If you move a VM to a cloud service, all the problems and limitations move with it. You can only scale vertically before you reach the performance limits by adding more CPU, RAM or IO. Microsoft Exchange 2003 and earlier is a good example where you can add users only for so long before you need to add another server. Breaking up big applications into smaller tiers that can be augmented by adding more of some resource at each tier is one way to increase performance. Exchange 2007 started to break that monolithic model, and certainly Exchange 2010 goes much further. Microsoft’s migration from Exchange 2003 to Exchange 2010 (not including the ForeFront Security features) meant a re-architecting of the entire application.
Architecting applications for the cloud is not a matter of just moving process to separate physical boxes or virtual boxes; the inter-process communication needs to be figured out. For example, the underlying network assumptions have to be addressed. Will all the services be on the same network? Will they communicate using unicast, broadcast or multicast? Are the services named in a way that doesn’t rely on fixed addresses–i.e., using DNS or something similar? Can the services act independently of each other? Is there a way to notify other relying services, in tiers above and below, that a new instance is available? Is there a way to bleed off connections so that you can gracefully remove the service without cutting off users? I am just beginning to scratch the surface, I haven’t touched on storage or discussed making the service available to stakeholders, but you can see why moving a VM to a cloud service is not a hybrid cloud service. There are many, many moving parts that need to be addressed.

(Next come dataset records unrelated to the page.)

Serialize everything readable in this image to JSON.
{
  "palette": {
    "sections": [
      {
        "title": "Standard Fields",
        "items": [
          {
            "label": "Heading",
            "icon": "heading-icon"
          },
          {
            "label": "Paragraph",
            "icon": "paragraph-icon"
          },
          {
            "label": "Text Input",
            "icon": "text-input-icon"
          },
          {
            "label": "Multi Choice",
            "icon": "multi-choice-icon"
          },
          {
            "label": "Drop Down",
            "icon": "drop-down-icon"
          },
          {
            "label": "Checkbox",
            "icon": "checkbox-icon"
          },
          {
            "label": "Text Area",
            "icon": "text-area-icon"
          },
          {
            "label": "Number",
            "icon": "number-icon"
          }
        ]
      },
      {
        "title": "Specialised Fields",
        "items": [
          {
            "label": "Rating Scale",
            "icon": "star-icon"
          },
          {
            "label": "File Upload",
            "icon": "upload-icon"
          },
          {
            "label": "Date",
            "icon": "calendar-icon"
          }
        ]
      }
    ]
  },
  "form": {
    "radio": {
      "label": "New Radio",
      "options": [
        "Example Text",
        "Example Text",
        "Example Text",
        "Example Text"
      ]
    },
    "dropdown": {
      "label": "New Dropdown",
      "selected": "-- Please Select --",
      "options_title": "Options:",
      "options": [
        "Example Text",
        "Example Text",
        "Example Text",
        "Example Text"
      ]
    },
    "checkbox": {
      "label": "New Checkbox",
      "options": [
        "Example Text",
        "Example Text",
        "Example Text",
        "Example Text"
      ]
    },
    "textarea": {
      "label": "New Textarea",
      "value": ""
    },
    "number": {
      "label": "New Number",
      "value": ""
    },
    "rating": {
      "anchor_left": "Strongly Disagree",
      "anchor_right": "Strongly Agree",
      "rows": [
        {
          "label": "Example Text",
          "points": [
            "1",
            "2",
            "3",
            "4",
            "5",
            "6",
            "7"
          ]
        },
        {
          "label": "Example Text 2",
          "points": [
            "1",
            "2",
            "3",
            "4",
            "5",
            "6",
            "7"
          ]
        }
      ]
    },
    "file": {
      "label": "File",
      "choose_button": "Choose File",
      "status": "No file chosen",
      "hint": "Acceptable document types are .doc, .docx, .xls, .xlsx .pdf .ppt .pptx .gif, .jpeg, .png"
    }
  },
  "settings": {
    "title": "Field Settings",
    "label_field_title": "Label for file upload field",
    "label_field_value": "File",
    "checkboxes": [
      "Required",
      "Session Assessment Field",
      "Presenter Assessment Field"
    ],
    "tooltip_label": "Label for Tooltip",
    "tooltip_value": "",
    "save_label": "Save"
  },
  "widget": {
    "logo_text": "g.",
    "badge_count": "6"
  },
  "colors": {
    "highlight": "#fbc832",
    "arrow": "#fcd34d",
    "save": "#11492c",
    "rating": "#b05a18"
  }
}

Building applications in tiers is not new. N-tier Web applications that have a front end to connect to users, an application tier to perform application processing and a database tier for data storage and retrieval have been built for years, but adding tiers doesn’t magically make scaling problems go away, because each tier can be monolithic and inflexible. The move to Web services and the service-oriented architecture (SOA) that was all the rage a few years back was probably the first big step in breaking the tiers into atomic units that could scale horizontally by adding more services into a tier. Each part of a SOA application was responsible for a specific process, much like functions and objects in modern programming languages are responsible for specific processing needs. RESTful services are one way to pull off inter-process communication.